Working alongside Professor Reiner Straub’s clinical laboratory in Regensburg, Germany, Jessop used advanced techniques to show that low doses of endomorphins can significantly reduce inflammation. Jessop used superfusion bathing to illustrate the effect, bathing irritated human tissue collected from knee transplants with the endomorphin treatments. After immersing the tissues at different endomorphin dosages, Jessop went on to test the levels of cytokines in the solution. Cytokines are produced in the body as part of infectious and inflammatory processes. We would therefore expect to see high levels of cytokines in untreated, inflamed tissue samples. Results showed a significant decline in these levels after treatment with endomorphins, proving that the tissue was less swollen. It is believed that the endomorphins act by directly inhibiting cytokine production, so helping to bring down inflammation.
Jessop explains that in situations of short-lived, acute inflammation, naturally produced levels of endomorphin will act to our benefit. However, he feels that his research has more to offer in helping with the treatment of chronic immune diseases of inflammation. In these scenarios, a patient’s natural levels of endomorphins would not be able to work alone. He suggests that a novel treatment or drug could involve a simple top-up of natural levels of endomorphin to match the cytokines head on.

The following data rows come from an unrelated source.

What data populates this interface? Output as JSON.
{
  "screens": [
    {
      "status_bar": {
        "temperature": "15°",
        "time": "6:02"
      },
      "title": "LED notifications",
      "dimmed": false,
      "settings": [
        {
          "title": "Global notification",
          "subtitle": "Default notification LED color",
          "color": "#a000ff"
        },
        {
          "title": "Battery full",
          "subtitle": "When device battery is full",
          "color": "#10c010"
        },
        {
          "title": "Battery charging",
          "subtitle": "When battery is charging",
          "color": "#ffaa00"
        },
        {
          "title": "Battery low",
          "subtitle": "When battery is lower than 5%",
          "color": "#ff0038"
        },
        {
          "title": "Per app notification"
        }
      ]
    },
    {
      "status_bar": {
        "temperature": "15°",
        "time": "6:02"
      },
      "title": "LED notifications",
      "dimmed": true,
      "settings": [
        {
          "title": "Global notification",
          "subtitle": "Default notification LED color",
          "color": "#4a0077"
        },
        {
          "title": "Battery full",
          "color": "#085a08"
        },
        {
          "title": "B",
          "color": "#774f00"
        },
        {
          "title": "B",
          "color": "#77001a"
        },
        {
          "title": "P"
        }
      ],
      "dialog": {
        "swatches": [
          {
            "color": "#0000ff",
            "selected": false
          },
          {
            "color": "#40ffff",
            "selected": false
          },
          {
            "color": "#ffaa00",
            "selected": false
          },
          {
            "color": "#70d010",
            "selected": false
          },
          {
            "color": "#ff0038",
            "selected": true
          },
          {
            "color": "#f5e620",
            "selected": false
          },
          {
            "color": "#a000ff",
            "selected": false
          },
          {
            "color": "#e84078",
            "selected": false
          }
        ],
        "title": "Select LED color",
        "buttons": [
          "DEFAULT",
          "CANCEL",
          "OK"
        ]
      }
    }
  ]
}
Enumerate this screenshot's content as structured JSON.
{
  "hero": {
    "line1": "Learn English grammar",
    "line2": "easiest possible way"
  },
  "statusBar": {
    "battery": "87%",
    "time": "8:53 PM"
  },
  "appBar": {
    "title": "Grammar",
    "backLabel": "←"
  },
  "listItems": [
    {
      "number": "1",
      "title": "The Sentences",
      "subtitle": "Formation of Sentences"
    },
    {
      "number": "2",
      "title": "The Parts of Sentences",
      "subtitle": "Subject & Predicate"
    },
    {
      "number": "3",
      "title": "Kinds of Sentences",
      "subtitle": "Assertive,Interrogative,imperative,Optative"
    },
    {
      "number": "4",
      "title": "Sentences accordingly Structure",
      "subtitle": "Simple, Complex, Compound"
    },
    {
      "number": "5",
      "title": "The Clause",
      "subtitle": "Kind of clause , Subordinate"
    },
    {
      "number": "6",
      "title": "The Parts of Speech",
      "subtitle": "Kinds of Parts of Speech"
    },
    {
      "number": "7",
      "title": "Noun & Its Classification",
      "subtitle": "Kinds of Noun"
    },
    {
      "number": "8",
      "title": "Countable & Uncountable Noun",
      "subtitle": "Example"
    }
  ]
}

Endomorphins cannot cause the common side effects of respiratory problems, depression, or addiction that are usually associated with long-term anti-inflammatory use
There are currently many drugs available within medicine for the treatment of auto-inflammatory diseases. However, endomorphins offer a very attractive natural alternative due to their unique mode of action. If endomorphins are applied directly to an inflamed joint or limb, they act in the area of need without getting into the body’s circulatory system. In this way they are kept entirely separate from regions of the body that don’t need targeting. An even better consequence is that they cannot cause the common side effects of respiratory problems, depression, or addiction that are usually associated with long-term anti-inflammatory use. In addition, endomorphins offer a combined painkiller and anti-inflammatory, offering a much simpler and cheaper alternative to stacks of different pills.
Jessop hopes to continue his ground-breaking work with endomorphins, looking at more efficient delivery options to offer alongside their new drug. For example, it has been noted that one problem with using proteins as medicines is that they are very easily broken down by the body’s enzymes. If the drug was to stay in the system for some time to offer a long-term solution to chronic inflammation, it would need to be protected in some way. One possible answer is the use of polymer beads which would encase the endomorphin dosage for controlled breakdown.
Speaking of the advantages endomorphins could offer to modern medicine, Jessop says: “The potential for delivery of a low cost drug with both peripheral anti-inflammatory and analgesic properties, effective in low doses and targeted to the site of inflammation, should focus our attention on further development of EM as potent therapeutic agents in chronic inflammation.”